L'apparition des satellites d'observation de la terre et de
son atmosphère ont permis d'intensifier les mesures d'aérosols et
contribué à pallier l'insuffisance du réseau
radiométrique au sol. La télédétection satellitale
est l'outil privilégié susceptible de nous fournir à des
échelles de temps et d'espace suffisantes une information objective sur
les aérosols désertiques.
Au cours des 20 dernières années, des efforts
importants ont été entrepris pour mieux comprendre les processus
physiques liés au mouvement des aérosols. Les programmes de
mesure sur le terrain ont permis de mieux connaître les
propriétés physiques et la composition des aérosols, mais
en général, ces campagnes étaient
limitées dans le temps et l'espace. Par contre,
l'observation satellitale offre une plus grande extension spatio-temporelle,
mais elle est limitée par le nombre des variables physiques mesurables.
Ainsi, les deux systèmes d'observations (stations terrestres et
satellites) doivent se compléter pour offrir une perspective plus
complète des processus des aérosols et de leurs effets sur le
climat global.
L'approche consiste à utiliser des modèles
globaux qui intègrent leurs deux catégories d'observations (sols
et satellite). A cet égard, il existe une variable qui permet de relier
les deux types de mesures et de valider un tel modèle. Il s'agit de
L'EPAISSEUR OPTIQUE DES AEROSOLS (Aerosol Optical Thickness,
AOT par abréviation). Cette variable est directement déduite de
l'observation par satellite et par les mesures terrestres. Sa simulation
à l'aide d'un modèle complexe constitue une grande utilité
pour la prévision des aérosols.
Dans notre travail, nous utilisons le modèle GOCART
(Global Ozone Chemistry Aerosol Radiation and Transport)
développé en 2001 (Chin et al, 2001). Ce modèle
concerne différents types d'aérosols (sulfates, sable, carbone
organique, particules d'origine marine) qui prévoit les concentrations,
les profils verticaux ainsi que l'épaisseur optique (AOT) et ceci avec
une échelle temporelle de trois (03) mois.

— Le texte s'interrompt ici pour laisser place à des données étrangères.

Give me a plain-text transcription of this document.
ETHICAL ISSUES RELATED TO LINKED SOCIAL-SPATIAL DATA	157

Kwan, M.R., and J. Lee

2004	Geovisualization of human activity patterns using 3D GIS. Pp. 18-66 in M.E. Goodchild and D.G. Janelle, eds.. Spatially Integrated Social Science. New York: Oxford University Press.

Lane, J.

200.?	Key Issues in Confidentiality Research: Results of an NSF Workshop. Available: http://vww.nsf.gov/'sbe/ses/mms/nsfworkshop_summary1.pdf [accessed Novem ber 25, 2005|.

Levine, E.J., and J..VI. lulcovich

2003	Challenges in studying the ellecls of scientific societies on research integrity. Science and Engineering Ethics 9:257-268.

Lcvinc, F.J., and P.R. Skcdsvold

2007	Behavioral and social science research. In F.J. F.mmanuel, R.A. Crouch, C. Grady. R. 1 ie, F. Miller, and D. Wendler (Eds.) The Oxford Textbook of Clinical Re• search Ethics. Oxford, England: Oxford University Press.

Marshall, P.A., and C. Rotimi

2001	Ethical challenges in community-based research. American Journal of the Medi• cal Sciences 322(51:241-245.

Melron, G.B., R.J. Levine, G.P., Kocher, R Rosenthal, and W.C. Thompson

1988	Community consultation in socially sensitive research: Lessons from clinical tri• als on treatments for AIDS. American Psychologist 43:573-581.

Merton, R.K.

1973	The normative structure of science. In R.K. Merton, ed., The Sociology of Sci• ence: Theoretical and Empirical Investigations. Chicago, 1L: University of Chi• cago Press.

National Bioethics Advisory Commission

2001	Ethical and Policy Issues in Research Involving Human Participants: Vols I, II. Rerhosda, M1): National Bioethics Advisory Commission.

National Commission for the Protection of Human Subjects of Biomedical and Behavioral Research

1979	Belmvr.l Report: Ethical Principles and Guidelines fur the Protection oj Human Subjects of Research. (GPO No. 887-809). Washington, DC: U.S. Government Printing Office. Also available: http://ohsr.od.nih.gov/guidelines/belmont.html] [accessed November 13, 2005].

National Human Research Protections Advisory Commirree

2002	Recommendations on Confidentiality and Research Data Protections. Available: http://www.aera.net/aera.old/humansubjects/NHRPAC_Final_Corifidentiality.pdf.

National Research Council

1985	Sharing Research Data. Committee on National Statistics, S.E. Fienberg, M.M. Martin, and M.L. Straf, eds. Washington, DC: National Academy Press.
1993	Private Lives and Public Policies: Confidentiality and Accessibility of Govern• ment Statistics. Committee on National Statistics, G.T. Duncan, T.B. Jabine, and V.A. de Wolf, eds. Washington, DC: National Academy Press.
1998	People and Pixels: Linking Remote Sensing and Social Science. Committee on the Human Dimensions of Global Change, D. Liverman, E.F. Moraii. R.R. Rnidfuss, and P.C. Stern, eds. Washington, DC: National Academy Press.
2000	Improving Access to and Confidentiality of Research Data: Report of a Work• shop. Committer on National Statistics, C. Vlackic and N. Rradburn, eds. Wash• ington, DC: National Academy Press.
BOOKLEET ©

Ce projet de fin d'études s'articule autour de deux
parties :
1. Dans la première, nous avons jugé utile de
procéder à une recherche documentaire sur les déserts et
leurs caractéristiques; l'érosion éolienne qui est le
résultat des actions du vent au sol, donc des vents de sable; les
aérosols et leur cycle (émission, transport et
dépôt) ainsi que le mouvement d'un grain qui est à
l'origine de la formation des dunes.
2. La deuxième partie porte sur l'étude
climatologique du sable au Sahara; les méthodes de détection et
de suivi des aérosols (modèle GOCART), comparaison du sable avec
le modèle GOCART et la prévision du phénomène
à l'échelle mensuelle.
Dans la deuxième partie, les outils utilisés sont :
SYSTAT 10, SURFER 7 et EXCEL 97
OBJECTIF
Les vents de sable contribuent au dessèchement et
à la désertification des régions sources arides,
semi-arides et désertiques par perte en substances nutritives. Leur
impact sur le couvert végétal et donc sur la production agricole
n'est pas négligeable. Mais ils participent aussi à la
création de zones de sédimentation terrestres ou
océaniques fertiles. Dans ces zones océaniques, la production en
phytoplanctons et en poissons y est particulièrement forte (Lundholm,
1979). Les vents de sable exercent un effet marqué sur le bilan radiatif
atmosphérique donc sur l'évapotranspiration. Avec leurs
extensions considérables, ils jouent un rôle non moins important
dans le processus de changements climatiques. En effet, les aérosols
désertiques modifient le profil vertical de température de
l'atmosphère, limitant les phénomènes de convection et par
là même réduisant les précipitations (Coakley et
Cess, 1985).
Notre travail consiste à établir des
modèles de prévision statistique du sable à une
échelle temporelle d'un mois et deux mois. Une prévision fiable
à l'échelle mensuelle constitue un apport appréciable pour
la prise de décision dans la stratégie de gestion pour divers
secteurs tels que le transport aéronautique ou routier,
l'aménagement du territoire, l'environnement et la santé.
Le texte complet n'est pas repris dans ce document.